Il rabat le bras de Mila près de lui au-dessus de sa tête, il croise ses doigts dans les siens et les emmène sous la joue de Mila. Il attrape son genou et le corps de Mila tout mou bascule sur le côté contre lui, sa tête roule sur son poignet. Il le retire doucement et pose la tête de Mila doucement par terre.

L’homme en costume lui tend la couverture brillante dépliée pour la première fois et ils la place sur le corps comme endormi. Edmond glisse sa main sur le ventre de Mila et le sent onduler. Il souffle, attrape son téléphone et compose le numéro d’urgence.

L’homme en costume, d’autorité :

— Luc, prends le passe et prépare la 211 ! Will, va chercher le fauteuil roulant !

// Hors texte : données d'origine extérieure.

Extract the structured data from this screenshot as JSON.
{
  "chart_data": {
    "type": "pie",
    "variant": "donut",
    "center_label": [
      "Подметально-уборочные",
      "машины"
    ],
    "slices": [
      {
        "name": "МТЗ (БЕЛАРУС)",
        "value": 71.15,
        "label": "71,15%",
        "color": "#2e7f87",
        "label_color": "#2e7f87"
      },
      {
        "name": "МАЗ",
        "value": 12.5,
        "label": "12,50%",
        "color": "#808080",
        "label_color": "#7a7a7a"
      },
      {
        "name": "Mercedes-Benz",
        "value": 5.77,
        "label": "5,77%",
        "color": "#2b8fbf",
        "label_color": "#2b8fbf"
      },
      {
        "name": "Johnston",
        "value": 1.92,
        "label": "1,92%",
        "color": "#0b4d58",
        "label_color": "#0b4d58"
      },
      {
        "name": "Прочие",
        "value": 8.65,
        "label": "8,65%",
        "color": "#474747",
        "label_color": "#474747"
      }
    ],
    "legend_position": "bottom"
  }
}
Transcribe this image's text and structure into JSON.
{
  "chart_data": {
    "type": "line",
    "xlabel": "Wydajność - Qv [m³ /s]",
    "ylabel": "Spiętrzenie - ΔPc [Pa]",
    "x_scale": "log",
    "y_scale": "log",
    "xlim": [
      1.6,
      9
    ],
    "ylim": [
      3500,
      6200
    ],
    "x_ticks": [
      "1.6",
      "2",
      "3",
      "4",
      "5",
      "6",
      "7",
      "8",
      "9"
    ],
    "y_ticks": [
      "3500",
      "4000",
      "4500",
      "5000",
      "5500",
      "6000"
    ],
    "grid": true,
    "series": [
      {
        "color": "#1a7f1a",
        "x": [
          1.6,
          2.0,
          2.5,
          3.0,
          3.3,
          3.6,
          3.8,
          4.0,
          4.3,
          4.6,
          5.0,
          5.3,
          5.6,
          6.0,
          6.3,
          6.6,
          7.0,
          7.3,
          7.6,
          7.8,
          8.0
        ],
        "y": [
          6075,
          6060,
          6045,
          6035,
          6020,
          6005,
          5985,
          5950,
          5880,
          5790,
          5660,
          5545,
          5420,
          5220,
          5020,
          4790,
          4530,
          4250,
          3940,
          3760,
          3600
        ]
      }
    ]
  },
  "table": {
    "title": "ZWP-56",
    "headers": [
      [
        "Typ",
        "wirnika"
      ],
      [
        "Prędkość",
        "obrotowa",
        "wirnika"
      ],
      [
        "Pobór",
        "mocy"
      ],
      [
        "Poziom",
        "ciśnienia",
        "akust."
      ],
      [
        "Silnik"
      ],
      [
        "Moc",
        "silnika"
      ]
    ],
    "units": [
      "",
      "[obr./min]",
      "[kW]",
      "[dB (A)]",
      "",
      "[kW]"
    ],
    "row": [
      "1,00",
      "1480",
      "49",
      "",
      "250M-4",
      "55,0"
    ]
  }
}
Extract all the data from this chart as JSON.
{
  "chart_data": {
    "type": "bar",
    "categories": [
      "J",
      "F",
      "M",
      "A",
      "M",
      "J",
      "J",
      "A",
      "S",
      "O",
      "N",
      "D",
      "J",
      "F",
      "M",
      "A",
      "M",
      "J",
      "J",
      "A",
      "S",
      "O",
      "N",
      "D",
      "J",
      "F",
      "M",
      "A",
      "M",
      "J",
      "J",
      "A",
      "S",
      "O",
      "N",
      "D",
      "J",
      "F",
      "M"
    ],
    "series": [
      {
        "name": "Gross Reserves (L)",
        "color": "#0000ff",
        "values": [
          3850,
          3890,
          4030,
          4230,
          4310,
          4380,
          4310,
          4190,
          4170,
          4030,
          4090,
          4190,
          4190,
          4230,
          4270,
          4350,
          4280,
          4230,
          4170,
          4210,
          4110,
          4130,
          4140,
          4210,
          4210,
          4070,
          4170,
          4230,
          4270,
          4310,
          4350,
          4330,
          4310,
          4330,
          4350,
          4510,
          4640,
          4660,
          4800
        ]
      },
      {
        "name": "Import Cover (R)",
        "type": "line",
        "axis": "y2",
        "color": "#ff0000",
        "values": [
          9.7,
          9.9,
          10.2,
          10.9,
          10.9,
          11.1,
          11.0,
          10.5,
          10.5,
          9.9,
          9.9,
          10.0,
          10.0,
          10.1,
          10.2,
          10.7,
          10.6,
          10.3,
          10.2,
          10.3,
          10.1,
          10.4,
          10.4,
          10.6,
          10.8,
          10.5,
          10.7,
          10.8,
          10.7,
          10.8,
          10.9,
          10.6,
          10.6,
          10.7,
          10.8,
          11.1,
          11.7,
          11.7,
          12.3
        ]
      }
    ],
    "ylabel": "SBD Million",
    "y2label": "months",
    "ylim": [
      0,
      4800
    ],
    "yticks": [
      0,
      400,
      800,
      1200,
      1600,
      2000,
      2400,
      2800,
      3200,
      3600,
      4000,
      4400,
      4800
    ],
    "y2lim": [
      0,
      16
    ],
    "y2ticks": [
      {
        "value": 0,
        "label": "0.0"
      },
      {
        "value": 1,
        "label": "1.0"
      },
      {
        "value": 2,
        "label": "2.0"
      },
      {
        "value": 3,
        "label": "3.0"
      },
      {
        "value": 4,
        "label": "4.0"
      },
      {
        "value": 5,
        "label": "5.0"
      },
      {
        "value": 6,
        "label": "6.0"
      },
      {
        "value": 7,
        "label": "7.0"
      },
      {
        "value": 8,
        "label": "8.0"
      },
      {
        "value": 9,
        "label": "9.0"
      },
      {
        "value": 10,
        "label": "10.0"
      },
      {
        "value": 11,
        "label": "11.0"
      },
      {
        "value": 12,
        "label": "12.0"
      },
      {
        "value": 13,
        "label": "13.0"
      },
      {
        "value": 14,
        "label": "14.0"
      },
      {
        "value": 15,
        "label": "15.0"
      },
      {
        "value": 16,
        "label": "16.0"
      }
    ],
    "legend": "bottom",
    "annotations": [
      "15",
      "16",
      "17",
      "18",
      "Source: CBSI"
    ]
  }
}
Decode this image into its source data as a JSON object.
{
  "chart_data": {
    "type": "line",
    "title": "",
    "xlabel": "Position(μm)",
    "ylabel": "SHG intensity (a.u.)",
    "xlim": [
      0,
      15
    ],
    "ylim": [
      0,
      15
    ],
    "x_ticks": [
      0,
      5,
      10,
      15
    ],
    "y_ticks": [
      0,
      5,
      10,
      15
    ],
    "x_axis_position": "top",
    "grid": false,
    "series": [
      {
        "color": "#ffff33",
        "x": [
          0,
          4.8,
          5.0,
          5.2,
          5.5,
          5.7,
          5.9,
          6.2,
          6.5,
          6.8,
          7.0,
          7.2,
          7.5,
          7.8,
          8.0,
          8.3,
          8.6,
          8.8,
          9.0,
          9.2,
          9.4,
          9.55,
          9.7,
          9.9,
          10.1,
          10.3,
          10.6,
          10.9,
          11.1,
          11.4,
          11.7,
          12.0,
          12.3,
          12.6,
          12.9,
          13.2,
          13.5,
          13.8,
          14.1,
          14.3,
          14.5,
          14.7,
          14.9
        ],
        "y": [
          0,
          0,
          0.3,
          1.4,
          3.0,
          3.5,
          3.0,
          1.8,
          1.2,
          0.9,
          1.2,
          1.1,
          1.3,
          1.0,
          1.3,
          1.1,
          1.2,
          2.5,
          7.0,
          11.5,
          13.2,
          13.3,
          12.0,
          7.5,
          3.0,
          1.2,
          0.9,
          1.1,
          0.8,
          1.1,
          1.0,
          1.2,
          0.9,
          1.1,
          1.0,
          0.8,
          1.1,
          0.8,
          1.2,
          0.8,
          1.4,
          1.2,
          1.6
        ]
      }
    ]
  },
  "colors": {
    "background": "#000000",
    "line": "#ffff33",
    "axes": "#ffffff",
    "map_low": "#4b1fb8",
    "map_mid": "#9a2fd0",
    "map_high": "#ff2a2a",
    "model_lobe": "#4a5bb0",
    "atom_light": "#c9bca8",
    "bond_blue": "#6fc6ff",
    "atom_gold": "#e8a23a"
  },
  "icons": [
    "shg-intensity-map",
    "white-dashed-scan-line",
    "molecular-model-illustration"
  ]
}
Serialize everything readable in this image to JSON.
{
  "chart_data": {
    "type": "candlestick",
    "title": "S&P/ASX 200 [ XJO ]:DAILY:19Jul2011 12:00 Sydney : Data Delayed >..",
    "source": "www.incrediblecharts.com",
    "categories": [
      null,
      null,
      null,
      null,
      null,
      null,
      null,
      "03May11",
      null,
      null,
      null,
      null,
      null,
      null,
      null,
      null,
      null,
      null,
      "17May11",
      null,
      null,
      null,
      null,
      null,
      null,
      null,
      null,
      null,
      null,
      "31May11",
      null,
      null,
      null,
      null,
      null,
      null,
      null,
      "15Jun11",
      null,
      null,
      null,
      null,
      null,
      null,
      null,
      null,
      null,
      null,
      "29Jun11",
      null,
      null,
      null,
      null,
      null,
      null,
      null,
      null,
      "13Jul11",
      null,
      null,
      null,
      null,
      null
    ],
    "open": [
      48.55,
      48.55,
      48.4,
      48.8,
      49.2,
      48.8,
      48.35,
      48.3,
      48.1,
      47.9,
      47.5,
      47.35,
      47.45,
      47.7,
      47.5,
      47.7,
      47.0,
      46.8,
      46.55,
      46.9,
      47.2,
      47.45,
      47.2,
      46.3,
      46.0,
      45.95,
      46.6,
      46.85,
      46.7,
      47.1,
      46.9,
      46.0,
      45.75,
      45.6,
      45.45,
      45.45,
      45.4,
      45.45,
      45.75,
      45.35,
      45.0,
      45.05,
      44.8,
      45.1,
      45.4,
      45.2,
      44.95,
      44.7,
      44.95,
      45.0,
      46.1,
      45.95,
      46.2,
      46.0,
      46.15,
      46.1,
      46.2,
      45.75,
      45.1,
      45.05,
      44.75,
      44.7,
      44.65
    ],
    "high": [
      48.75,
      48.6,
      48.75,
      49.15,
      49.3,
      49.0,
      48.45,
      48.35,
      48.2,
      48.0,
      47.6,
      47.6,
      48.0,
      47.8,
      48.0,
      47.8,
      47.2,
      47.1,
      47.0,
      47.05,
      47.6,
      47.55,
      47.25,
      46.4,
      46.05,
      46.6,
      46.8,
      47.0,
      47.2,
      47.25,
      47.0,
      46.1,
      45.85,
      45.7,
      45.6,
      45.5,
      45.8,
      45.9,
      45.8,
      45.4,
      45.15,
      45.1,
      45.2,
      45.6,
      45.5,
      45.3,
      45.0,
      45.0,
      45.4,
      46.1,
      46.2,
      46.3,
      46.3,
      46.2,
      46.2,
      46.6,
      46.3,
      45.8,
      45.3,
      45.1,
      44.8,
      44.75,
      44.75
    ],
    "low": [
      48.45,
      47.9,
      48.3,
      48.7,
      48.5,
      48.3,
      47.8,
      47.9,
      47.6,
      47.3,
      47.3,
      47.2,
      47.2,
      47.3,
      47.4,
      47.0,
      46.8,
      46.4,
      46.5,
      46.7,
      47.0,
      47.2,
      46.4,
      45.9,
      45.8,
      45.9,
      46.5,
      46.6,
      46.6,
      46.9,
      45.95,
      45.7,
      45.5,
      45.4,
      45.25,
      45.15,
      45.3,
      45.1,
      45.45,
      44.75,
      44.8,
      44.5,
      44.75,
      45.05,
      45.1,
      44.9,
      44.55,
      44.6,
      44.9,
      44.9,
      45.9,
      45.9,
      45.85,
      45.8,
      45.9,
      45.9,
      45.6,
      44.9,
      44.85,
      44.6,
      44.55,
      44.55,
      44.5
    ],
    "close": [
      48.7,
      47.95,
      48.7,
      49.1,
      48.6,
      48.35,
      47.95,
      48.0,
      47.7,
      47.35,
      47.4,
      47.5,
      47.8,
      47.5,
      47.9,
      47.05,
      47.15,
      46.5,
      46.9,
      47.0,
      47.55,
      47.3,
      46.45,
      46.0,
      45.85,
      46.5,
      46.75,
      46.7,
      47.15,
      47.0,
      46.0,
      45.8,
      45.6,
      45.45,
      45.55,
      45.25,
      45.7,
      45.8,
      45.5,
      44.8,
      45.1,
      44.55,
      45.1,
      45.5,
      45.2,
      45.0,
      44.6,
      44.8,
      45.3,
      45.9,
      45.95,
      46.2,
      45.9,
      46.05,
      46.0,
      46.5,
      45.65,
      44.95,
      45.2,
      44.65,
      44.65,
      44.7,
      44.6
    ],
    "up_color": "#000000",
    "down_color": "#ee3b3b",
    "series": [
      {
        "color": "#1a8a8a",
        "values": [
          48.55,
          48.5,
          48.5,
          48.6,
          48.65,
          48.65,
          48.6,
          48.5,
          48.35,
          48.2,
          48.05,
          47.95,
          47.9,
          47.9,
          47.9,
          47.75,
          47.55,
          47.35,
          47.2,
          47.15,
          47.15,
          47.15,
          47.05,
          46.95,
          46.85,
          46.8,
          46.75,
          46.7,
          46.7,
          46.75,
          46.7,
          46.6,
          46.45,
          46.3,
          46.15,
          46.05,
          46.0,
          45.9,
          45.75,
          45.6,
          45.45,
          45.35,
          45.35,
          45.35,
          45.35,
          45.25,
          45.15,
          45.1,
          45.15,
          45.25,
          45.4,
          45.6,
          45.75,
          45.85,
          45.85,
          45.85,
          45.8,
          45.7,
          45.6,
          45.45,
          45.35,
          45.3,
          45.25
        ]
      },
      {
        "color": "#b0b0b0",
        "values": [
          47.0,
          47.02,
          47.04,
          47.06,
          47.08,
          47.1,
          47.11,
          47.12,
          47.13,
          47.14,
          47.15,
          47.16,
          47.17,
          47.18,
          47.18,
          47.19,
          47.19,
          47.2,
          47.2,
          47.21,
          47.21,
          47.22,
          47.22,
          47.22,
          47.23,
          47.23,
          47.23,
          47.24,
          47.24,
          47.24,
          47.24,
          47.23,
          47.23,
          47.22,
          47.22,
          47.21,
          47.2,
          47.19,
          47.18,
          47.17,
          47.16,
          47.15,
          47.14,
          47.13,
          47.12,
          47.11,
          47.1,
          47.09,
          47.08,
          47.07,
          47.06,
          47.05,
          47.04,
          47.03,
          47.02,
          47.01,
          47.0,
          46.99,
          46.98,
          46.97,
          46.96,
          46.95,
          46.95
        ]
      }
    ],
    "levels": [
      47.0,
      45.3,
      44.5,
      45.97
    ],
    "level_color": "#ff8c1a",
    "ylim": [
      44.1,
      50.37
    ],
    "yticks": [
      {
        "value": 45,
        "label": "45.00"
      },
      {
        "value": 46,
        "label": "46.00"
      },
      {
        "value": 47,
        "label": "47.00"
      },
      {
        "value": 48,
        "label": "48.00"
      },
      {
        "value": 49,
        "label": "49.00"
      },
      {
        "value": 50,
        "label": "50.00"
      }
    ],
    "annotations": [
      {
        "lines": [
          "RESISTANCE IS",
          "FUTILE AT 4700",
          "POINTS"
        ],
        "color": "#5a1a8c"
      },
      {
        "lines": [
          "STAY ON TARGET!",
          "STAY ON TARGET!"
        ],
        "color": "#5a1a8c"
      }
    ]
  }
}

Les deux jeunes habillés en agent du GIGN disparaissent en courant.

Edmond au téléphone :

— Je suis Edmond Vallone, j’ai une formation de secouriste. J’ai une femme, vingt-sept ans, qui vient de perdre connaissance. Elle respire faiblement. Je l’ai mise en PLS [1]. On est à l’hôtel du golf de Marzal. Elle est peut-être en hypoglycémie. Qu’est-ce que je fais … ?

Sa voix est forte mais tressaute.

— Oui. Elle a déjà fait un truc dans l’genre à cause d’un manque de sucre.

— Sa peau est très pâle, elle est verte !

— Elle est trempée, ses vêtements sont trempés.

— Hypothermie ? Ah oui oui c’est possible ! Elle est glacée !

Un des jeunes hommes arrive en courant, poussant le fauteuil sur l’arrière des roues.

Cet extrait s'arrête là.